M.S.: Abbiamo fatto, con il mio collaboratore e con l’archivio Bonalumi, una ricerca durata un po’ di mesi tra varie istituzioni che conservano questi materiali separatamente: si è trattato di riportarli assieme per questa occasione. L’obiettivo iniziale era quello di raccogliere più tracce possibili dei due spettacoli, ricercare i testimoni, fare un affondo. Unica delusione in questa ricerca è stata la scoperta che non esistevano materiali video che (per quanto brevi) documentassero gli eventi. Magari dopo questa mostra, qualcos’altro potrà uscire fuori dagli archivi…
V.C.: Quando si affronta l’arte di un artista come Bonalumi, quale dovrebbe essere il modo giusto di approcciarsi per comprendere appieno le sue intenzioni?

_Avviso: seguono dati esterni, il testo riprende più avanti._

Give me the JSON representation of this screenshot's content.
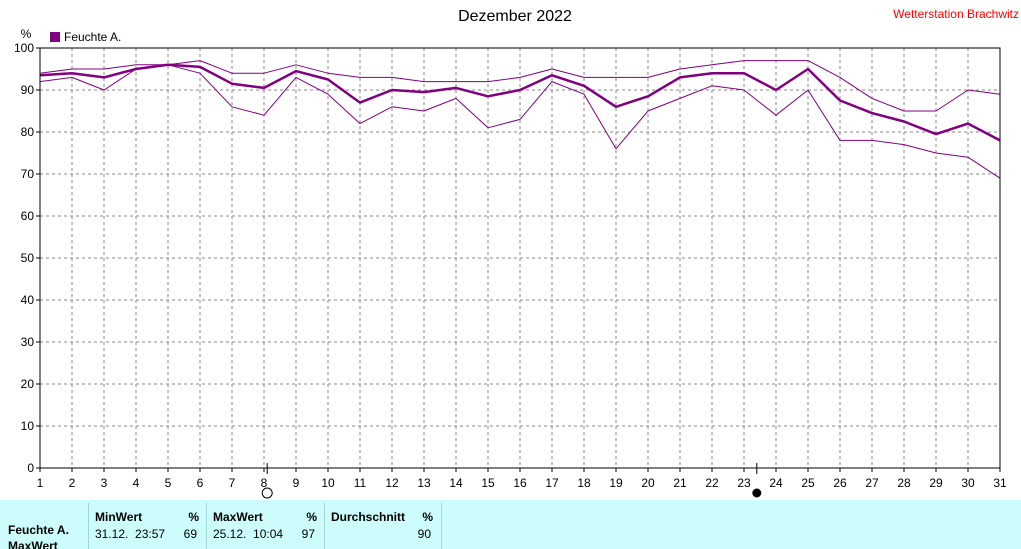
{
  "header": {
    "title": "Dezember 2022",
    "station": "Wetterstation Brachwitz"
  },
  "chart_data": {
    "type": "line",
    "ylabel": "%",
    "ylim": [
      0,
      100
    ],
    "yticks": [
      0,
      10,
      20,
      30,
      40,
      50,
      60,
      70,
      80,
      90,
      100
    ],
    "xlim": [
      1,
      31
    ],
    "x": [
      1,
      2,
      3,
      4,
      5,
      6,
      7,
      8,
      9,
      10,
      11,
      12,
      13,
      14,
      15,
      16,
      17,
      18,
      19,
      20,
      21,
      22,
      23,
      24,
      25,
      26,
      27,
      28,
      29,
      30,
      31
    ],
    "grid": true,
    "legend": "top-left",
    "moon_phases": [
      {
        "day": 8.1,
        "phase": "full"
      },
      {
        "day": 23.4,
        "phase": "new"
      }
    ],
    "series": [
      {
        "name": "Feuchte A.",
        "role": "mean",
        "color": "#800080",
        "values": [
          93.5,
          94,
          93,
          95,
          96,
          95.5,
          91.5,
          90.5,
          94.5,
          92.5,
          87,
          90,
          89.5,
          90.5,
          88.5,
          90,
          93.5,
          91,
          86,
          88.5,
          93,
          94,
          94,
          90,
          95,
          87.5,
          84.5,
          82.5,
          79.5,
          82,
          78
        ]
      },
      {
        "role": "max",
        "color": "#800080",
        "values": [
          94,
          95,
          95,
          96,
          96,
          97,
          94,
          94,
          96,
          94,
          93,
          93,
          92,
          92,
          92,
          93,
          95,
          93,
          93,
          93,
          95,
          96,
          97,
          97,
          97,
          93,
          88,
          85,
          85,
          90,
          89
        ]
      },
      {
        "role": "min",
        "color": "#800080",
        "values": [
          92,
          93,
          90,
          95,
          96,
          94,
          86,
          84,
          93,
          89,
          82,
          86,
          85,
          88,
          81,
          83,
          92,
          89,
          76,
          85,
          88,
          91,
          90,
          84,
          90,
          78,
          78,
          77,
          75,
          74,
          69
        ]
      }
    ]
  },
  "stats": {
    "row_labels": [
      "Feuchte A.",
      "MaxWert"
    ],
    "min": {
      "label": "MinWert",
      "unit": "%",
      "time": "31.12.  23:57",
      "value": "69"
    },
    "max": {
      "label": "MaxWert",
      "unit": "%",
      "time": "25.12.  10:04",
      "value": "97"
    },
    "avg": {
      "label": "Durchschnitt",
      "unit": "%",
      "time": "",
      "value": "90"
    }
  }
}
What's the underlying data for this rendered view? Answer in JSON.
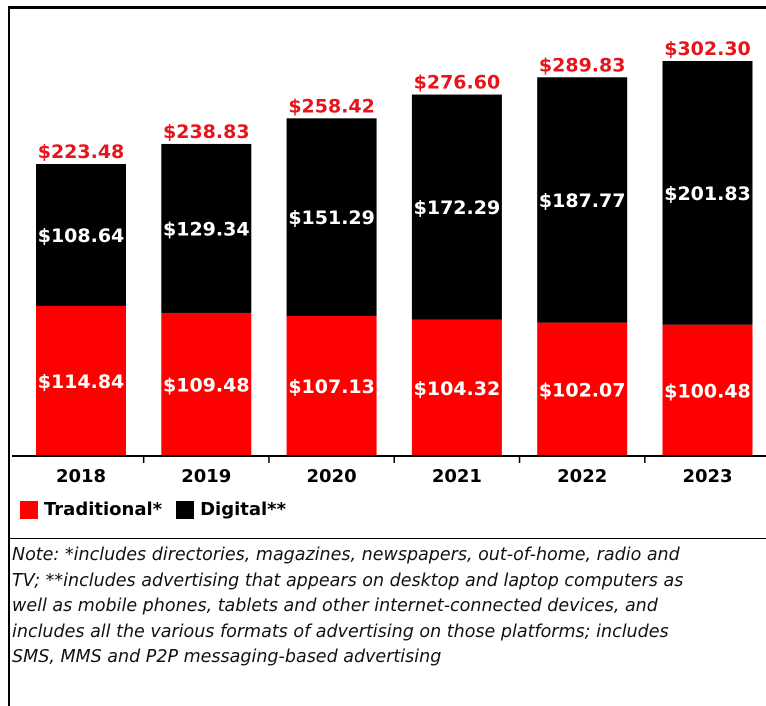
{
  "colors": {
    "traditional": "#ff0000",
    "digital": "#000000",
    "total_label": "#e8141b",
    "segment_label": "#ffffff"
  },
  "chart_data": {
    "type": "bar",
    "stacked": true,
    "title": "",
    "xlabel": "",
    "ylabel": "",
    "categories": [
      "2018",
      "2019",
      "2020",
      "2021",
      "2022",
      "2023"
    ],
    "series": [
      {
        "name": "Traditional*",
        "values": [
          114.84,
          109.48,
          107.13,
          104.32,
          102.07,
          100.48
        ],
        "labels": [
          "$114.84",
          "$109.48",
          "$107.13",
          "$104.32",
          "$102.07",
          "$100.48"
        ]
      },
      {
        "name": "Digital**",
        "values": [
          108.64,
          129.34,
          151.29,
          172.29,
          187.77,
          201.83
        ],
        "labels": [
          "$108.64",
          "$129.34",
          "$151.29",
          "$172.29",
          "$187.77",
          "$201.83"
        ]
      }
    ],
    "totals": [
      223.48,
      238.83,
      258.42,
      276.6,
      289.83,
      302.3
    ],
    "total_labels": [
      "$223.48",
      "$238.83",
      "$258.42",
      "$276.60",
      "$289.83",
      "$302.30"
    ],
    "ylim": [
      0,
      302.3
    ],
    "grid": false,
    "legend_position": "bottom-left"
  },
  "legend": {
    "traditional": "Traditional*",
    "digital": "Digital**"
  },
  "note": {
    "lines": [
      "Note: *includes directories, magazines, newspapers, out-of-home, radio and",
      "TV; **includes advertising that appears on desktop and laptop computers as",
      "well as mobile phones, tablets and other internet-connected devices, and",
      "includes all the various formats of advertising on those platforms; includes",
      "SMS, MMS and P2P messaging-based advertising"
    ]
  }
}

M.S.: Non credo ci sia una metodologia privilegiata, valida per tutti. Quello che conosco è ciò che è valido per me. È noto il mio approccio curatoriale a natura “archeologica”, per cui nelle mie mostre oltre alle opere d’arte sono sempre presenti anche i documenti, a differenza del modernismo che separava l’assolutezza dell’opera da tutto il resto. Ma questo mio metodo archeologico è indiziario, per cui si parte sempre da ciò che è meno evidente, dal particolare, da tutto quello che non è entrato a far parte della lettura egemonica sull’artista. Molti dei miei colleghi amano ripetere quello che si sa, ma questo non è il mio caso…
V.C.: Un’ultima domanda: Agostino Bonalumi è un artista “definibile” in poche parole?
M.S.: Nulla è definibile in poche parole. Ogni cosa ha una natura complessa, ibridata, dispersiva, mentre noi tendiamo sempre a misurare le cose attraverso un metro sintetico, definitivo. Se c’è un aspetto di Bonalumi che vorrei sottolineare e rivendicare è quello di una scultura performativa, evenemenziale che è sempre la stessa e ogni volta diversa. Come Spinoza si domandava “cosa può un corpo”, Bonalumi si chiede “cosa può una tela”. Per questo in mostra ho voluto associare danzatori e tele. L’astrazione, come tale, non mi interessa.
V.C.: Grazie per la sua disponibilità, è stato un vero piacere.
M.S.: Spero vi siano piaciute entrambe le mostre, grazie a voi.
Due mostre da non perdere, dove emerge la visione artistica del Maestro Agostino Bonalumi, basata sull’idea che la bellezza debba essere vissuta e non descritta. Attraverso i suoi lavori unici, Bonalumi ha lasciato un’impronta indelebile nel mondo dell’arte italiana.